Reputation: 1269
When I deserialize an object, I want to do some transformation on the json (move/change/add fields) then continue processing the deserialized object. Is this possible?
Simple example:
Input JSON
{
"first": "thing",
"seconds": [ 55, 67, 12 ]
}
My Object
public class MyObject {
private String new;
private int second;
// getters and setters
}
Deserializer
public class MyObjectDeserializer extends JsonDeserializer<MyObject> {
@Override
public MyObject deserialize(final JsonParser p, final DeserializationContext ctxt) throws IOException {
JsonNode json = p.getCodec().readTree(p);
JsonNode translatedJson = translate(json);
// continue processing MyObject like ObjectMapper#readValue would using the translated json
}
private JsonNode translate(final JsonNode json) {
ObjectNode object = (ObjectNode) json;
// Update 'first' to 'new'
object.put("new", object.get("first").asText()).remove("first");
// Find the max in 'seconds' and add it as 'second'
JsonNode seconds = object.get("seconds");
int max = 0;
for (int i = 0; i < seconds.size(); i++) {
max = Math.max(max, seconds.get(i).asInt());
}
object.put("second", max).remove("seconds");
return object;
}
}
Upvotes: 1
Views: 1888
Reputation: 17066
I would prefer to annotate MyObject
rather than implement a separate deserializer. Here is an example that allows you to round-trip the data from JSON to Java and back again.

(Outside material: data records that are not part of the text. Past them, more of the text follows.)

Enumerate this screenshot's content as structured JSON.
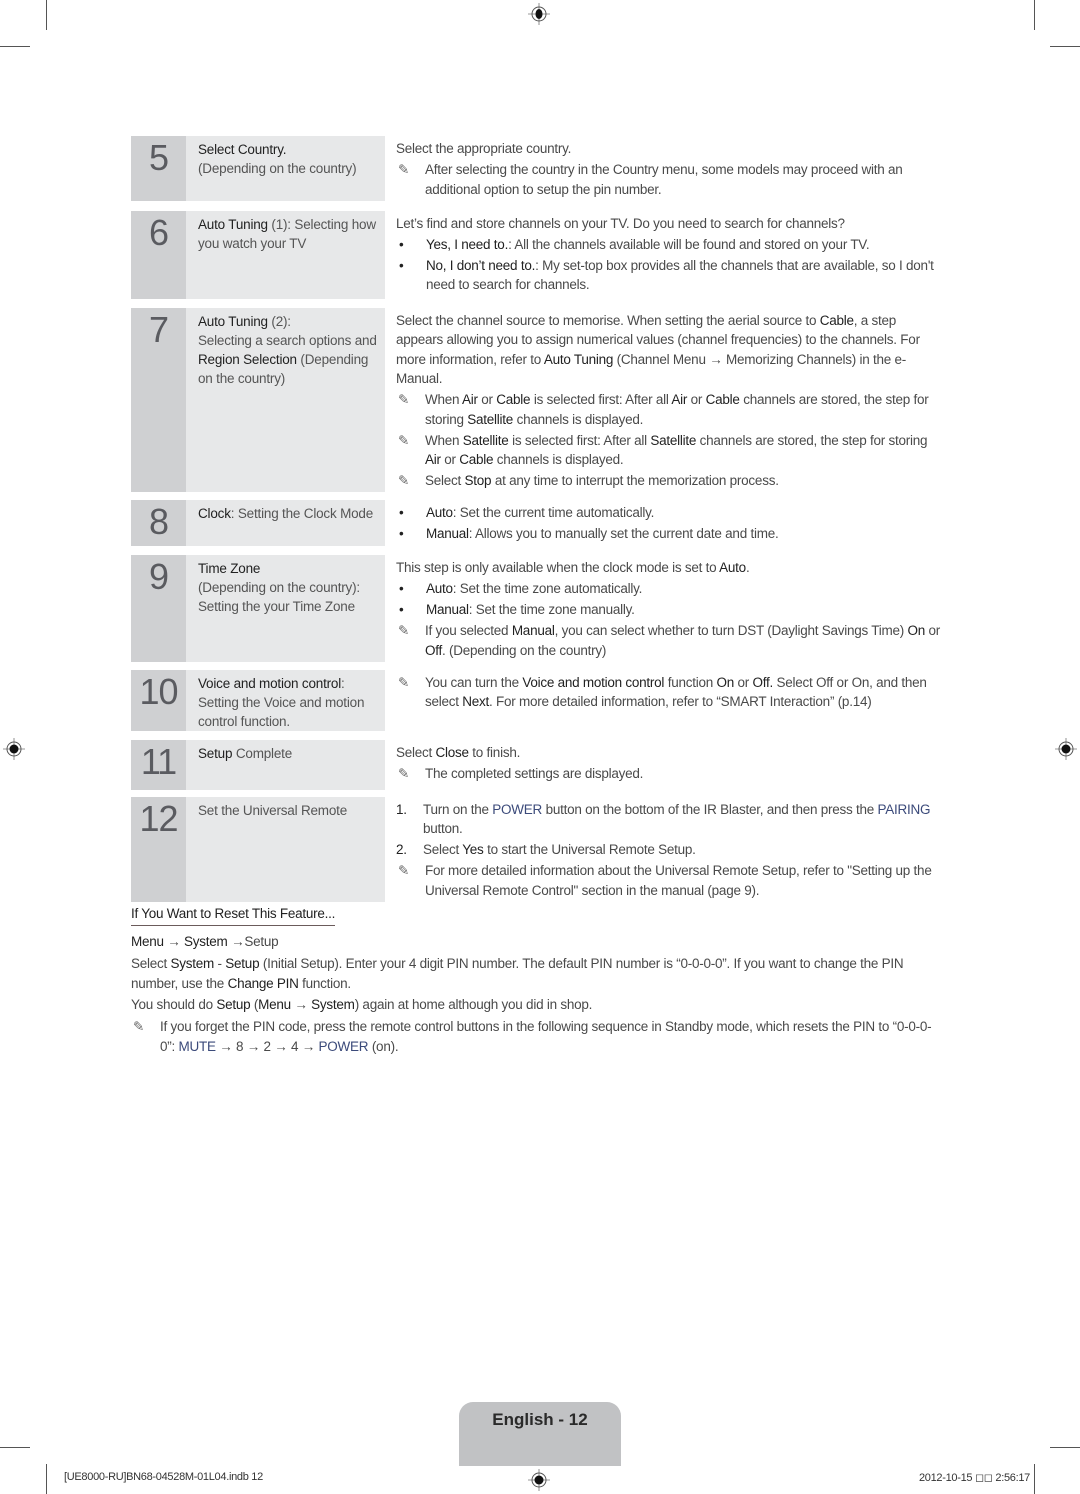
{
  "steps": [
    {
      "number": "5",
      "title": [
        {
          "t": "Select Country.",
          "b": true
        },
        {
          "br": true
        },
        {
          "t": "(Depending on the country)"
        }
      ],
      "content": [
        {
          "type": "text",
          "parts": [
            {
              "t": "Select the appropriate country."
            }
          ]
        },
        {
          "type": "note",
          "parts": [
            {
              "t": "After selecting the country in the Country menu, some models may proceed with an additional option to setup the pin number."
            }
          ]
        }
      ]
    },
    {
      "number": "6",
      "title": [
        {
          "t": "Auto Tuning",
          "b": true
        },
        {
          "t": " (1): Selecting how you watch your TV"
        }
      ],
      "content": [
        {
          "type": "text",
          "parts": [
            {
              "t": "Let’s find and store channels on your TV. Do you need to search for channels?"
            }
          ]
        },
        {
          "type": "bullet",
          "parts": [
            {
              "t": "Yes, I need to.",
              "b": true
            },
            {
              "t": ": All the channels available will be found and stored on your TV."
            }
          ]
        },
        {
          "type": "bullet",
          "parts": [
            {
              "t": "No, I don’t need to.",
              "b": true
            },
            {
              "t": ": My set-top box provides all the channels that are available, so I don't need to search for channels."
            }
          ]
        }
      ]
    },
    {
      "number": "7",
      "title": [
        {
          "t": "Auto Tuning",
          "b": true
        },
        {
          "t": " (2):"
        },
        {
          "br": true
        },
        {
          "t": "Selecting a search options and "
        },
        {
          "t": "Region Selection",
          "b": true
        },
        {
          "t": " (Depending on the country)"
        }
      ],
      "content": [
        {
          "type": "text",
          "parts": [
            {
              "t": "Select the channel source to memorise. When setting the aerial source to "
            },
            {
              "t": "Cable",
              "b": true
            },
            {
              "t": ", a step appears allowing you to assign numerical values (channel frequencies) to the channels. For more information, refer to "
            },
            {
              "t": "Auto Tuning",
              "b": true
            },
            {
              "t": " (Channel Menu → Memorizing Channels) in the e-Manual."
            }
          ]
        },
        {
          "type": "note",
          "parts": [
            {
              "t": "When "
            },
            {
              "t": "Air",
              "b": true
            },
            {
              "t": " or "
            },
            {
              "t": "Cable",
              "b": true
            },
            {
              "t": " is selected first: After all "
            },
            {
              "t": "Air",
              "b": true
            },
            {
              "t": " or "
            },
            {
              "t": "Cable",
              "b": true
            },
            {
              "t": " channels are stored, the step for storing "
            },
            {
              "t": "Satellite",
              "b": true
            },
            {
              "t": " channels is displayed."
            }
          ]
        },
        {
          "type": "note",
          "parts": [
            {
              "t": "When "
            },
            {
              "t": "Satellite",
              "b": true
            },
            {
              "t": " is selected first: After all "
            },
            {
              "t": "Satellite",
              "b": true
            },
            {
              "t": " channels are stored, the step for storing "
            },
            {
              "t": "Air",
              "b": true
            },
            {
              "t": " or "
            },
            {
              "t": "Cable",
              "b": true
            },
            {
              "t": " channels is displayed."
            }
          ]
        },
        {
          "type": "note",
          "parts": [
            {
              "t": "Select "
            },
            {
              "t": "Stop",
              "b": true
            },
            {
              "t": " at any time to interrupt the memorization process."
            }
          ]
        }
      ]
    },
    {
      "number": "8",
      "title": [
        {
          "t": "Clock",
          "b": true
        },
        {
          "t": ": Setting the Clock Mode"
        }
      ],
      "content": [
        {
          "type": "bullet",
          "parts": [
            {
              "t": "Auto",
              "b": true
            },
            {
              "t": ": Set the current time automatically."
            }
          ]
        },
        {
          "type": "bullet",
          "parts": [
            {
              "t": "Manual",
              "b": true
            },
            {
              "t": ": Allows you to manually set the current date and time."
            }
          ]
        }
      ]
    },
    {
      "number": "9",
      "title": [
        {
          "t": "Time Zone",
          "b": true
        },
        {
          "br": true
        },
        {
          "t": "(Depending on the country): Setting the your Time Zone"
        }
      ],
      "content": [
        {
          "type": "text",
          "parts": [
            {
              "t": "This step is only available when the clock mode is set to "
            },
            {
              "t": "Auto",
              "b": true
            },
            {
              "t": "."
            }
          ]
        },
        {
          "type": "bullet",
          "parts": [
            {
              "t": "Auto",
              "b": true
            },
            {
              "t": ": Set the time zone automatically."
            }
          ]
        },
        {
          "type": "bullet",
          "parts": [
            {
              "t": "Manual",
              "b": true
            },
            {
              "t": ": Set the time zone manually."
            }
          ]
        },
        {
          "type": "note",
          "parts": [
            {
              "t": "If you selected "
            },
            {
              "t": "Manual",
              "b": true
            },
            {
              "t": ", you can select whether to turn DST (Daylight Savings Time) "
            },
            {
              "t": "On",
              "b": true
            },
            {
              "t": " or "
            },
            {
              "t": "Off",
              "b": true
            },
            {
              "t": ". (Depending on the country)"
            }
          ]
        }
      ]
    },
    {
      "number": "10",
      "title": [
        {
          "t": "Voice and motion control",
          "b": true
        },
        {
          "t": ": Setting the Voice and motion control function."
        }
      ],
      "content": [
        {
          "type": "note",
          "parts": [
            {
              "t": "You can turn the "
            },
            {
              "t": "Voice and motion control",
              "b": true
            },
            {
              "t": " function "
            },
            {
              "t": "On",
              "b": true
            },
            {
              "t": " or "
            },
            {
              "t": "Off.",
              "b": true
            },
            {
              "t": " Select Off or On, and then select "
            },
            {
              "t": "Next",
              "b": true
            },
            {
              "t": ". For more detailed information, refer to “SMART Interaction” (p.14)"
            }
          ]
        }
      ]
    },
    {
      "number": "11",
      "title": [
        {
          "t": "Setup",
          "b": true
        },
        {
          "t": " Complete"
        }
      ],
      "content": [
        {
          "type": "text",
          "parts": [
            {
              "t": "Select "
            },
            {
              "t": "Close",
              "b": true
            },
            {
              "t": " to finish."
            }
          ]
        },
        {
          "type": "note",
          "parts": [
            {
              "t": "The completed settings are displayed."
            }
          ]
        }
      ]
    },
    {
      "number": "12",
      "title": [
        {
          "t": "Set the Universal Remote"
        }
      ],
      "content": [
        {
          "type": "ol",
          "n": "1.",
          "parts": [
            {
              "t": "Turn on the "
            },
            {
              "t": "POWER",
              "blue": true
            },
            {
              "t": " button on the bottom of the IR Blaster, and then press the "
            },
            {
              "t": "PAIRING",
              "blue": true
            },
            {
              "t": " button."
            }
          ]
        },
        {
          "type": "ol",
          "n": "2.",
          "parts": [
            {
              "t": "Select "
            },
            {
              "t": "Yes",
              "b": true
            },
            {
              "t": " to start the Universal Remote Setup."
            }
          ]
        },
        {
          "type": "note",
          "parts": [
            {
              "t": "For more detailed information about the Universal Remote Setup, refer to \"Setting up the Universal Remote Control\" section in the manual (page 9)."
            }
          ]
        }
      ]
    }
  ],
  "reset": {
    "heading": "If You Want to Reset This Feature...",
    "paragraphs": [
      {
        "type": "text",
        "parts": [
          {
            "t": "Menu",
            "b": true
          },
          {
            "t": " → "
          },
          {
            "t": "System",
            "b": true
          },
          {
            "t": " →Setup"
          }
        ]
      },
      {
        "type": "text",
        "parts": [
          {
            "t": "Select "
          },
          {
            "t": "System",
            "b": true
          },
          {
            "t": " - "
          },
          {
            "t": "Setup",
            "b": true
          },
          {
            "t": " (Initial Setup). Enter your 4 digit PIN number. The default PIN number is “0-0-0-0”. If you want to change the PIN number, use the "
          },
          {
            "t": "Change PIN",
            "b": true
          },
          {
            "t": " function."
          }
        ]
      },
      {
        "type": "text",
        "parts": [
          {
            "t": "You should do "
          },
          {
            "t": "Setup",
            "b": true
          },
          {
            "t": " ("
          },
          {
            "t": "Menu",
            "b": true
          },
          {
            "t": " → "
          },
          {
            "t": "System",
            "b": true
          },
          {
            "t": ") again at home although you did in shop."
          }
        ]
      },
      {
        "type": "note",
        "parts": [
          {
            "t": "If you forget the PIN code, press the remote control buttons in the following sequence in Standby mode, which resets the PIN to “0-0-0-0”: "
          },
          {
            "t": "MUTE",
            "blue": true
          },
          {
            "t": " → 8 → 2 → 4 → "
          },
          {
            "t": "POWER",
            "blue": true
          },
          {
            "t": " (on)."
          }
        ]
      }
    ]
  },
  "footer": {
    "page_label": "English - 12",
    "file_slug": "[UE8000-RU]BN68-04528M-01L04.indb   12",
    "timestamp": "2012-10-15   ◻◻ 2:56:17"
  },
  "icons": {
    "note": "✎",
    "bullet": "•"
  }
}
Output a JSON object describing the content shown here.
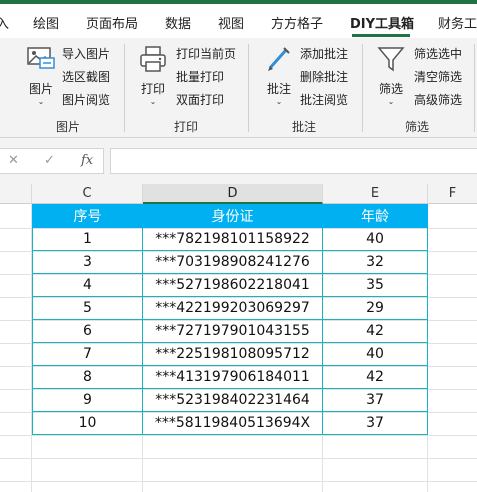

public static void main(String... args) throws Exception {
String json = "{\"first\": \"thing\", \"seconds\": [55, 67, 12]}";
ObjectMapper mapper = new ObjectMapper();
MyObject mo = mapper.readValue(json, MyObject.class);
System.out.println(mo);
}
public static class MyObject {
private final String news;
private final List<Integer> seconds;
private final int max;
@JsonCreator
public MyObject(@JsonProperty("first") String news,
@JsonProperty("seconds") List<Integer> seconds) {
this.news = news;
this.seconds = seconds;
this.max = Collections.max(seconds);
}
public String getNew() {
return news;
}
public int getSecond() {
return max;
}
@Override
public String toString() {
return "{\"first\": \"" + news + "\", \"seconds\": " + seconds + "}";
}
}
Upvotes: 2
Reputation: 15086
Yes, you can do this using the ObjectCodec
from the JsonParser
:
public class MyObjectDeserializer extends JsonDeserializer<MyObject> {
@Override
public MyObject deserialize(final JsonParser p, final DeserializationContext ctxt) throws IOException {
ObjectCodec codec = p.getCodec();
JsonNode json = coded.readTree(p);
JsonNode translatedJson = translate(json);
// continue processing MyObject like ObjectMapper#readValue would using the translated json
return codec.treeToValue(node, MyObject.class);
}
private JsonNode translate(final JsonNode json) {
ObjectNode object = (ObjectNode) json;
// Update 'first' to 'new'
object.put("new", object.get("first").asText()).remove("first");
// Find the max in 'seconds' and add it as 'second'
JsonNode seconds = object.get("seconds");
int max = 0;
for (int i = 0; i < seconds.size(); i++) {
max = Math.max(max, seconds.get(i).asInt());
}
object.put("second", max).remove("seconds");
return object;
}
}
Note that you won't be able to use new
as field name in the Java class because it is a reserved keyword.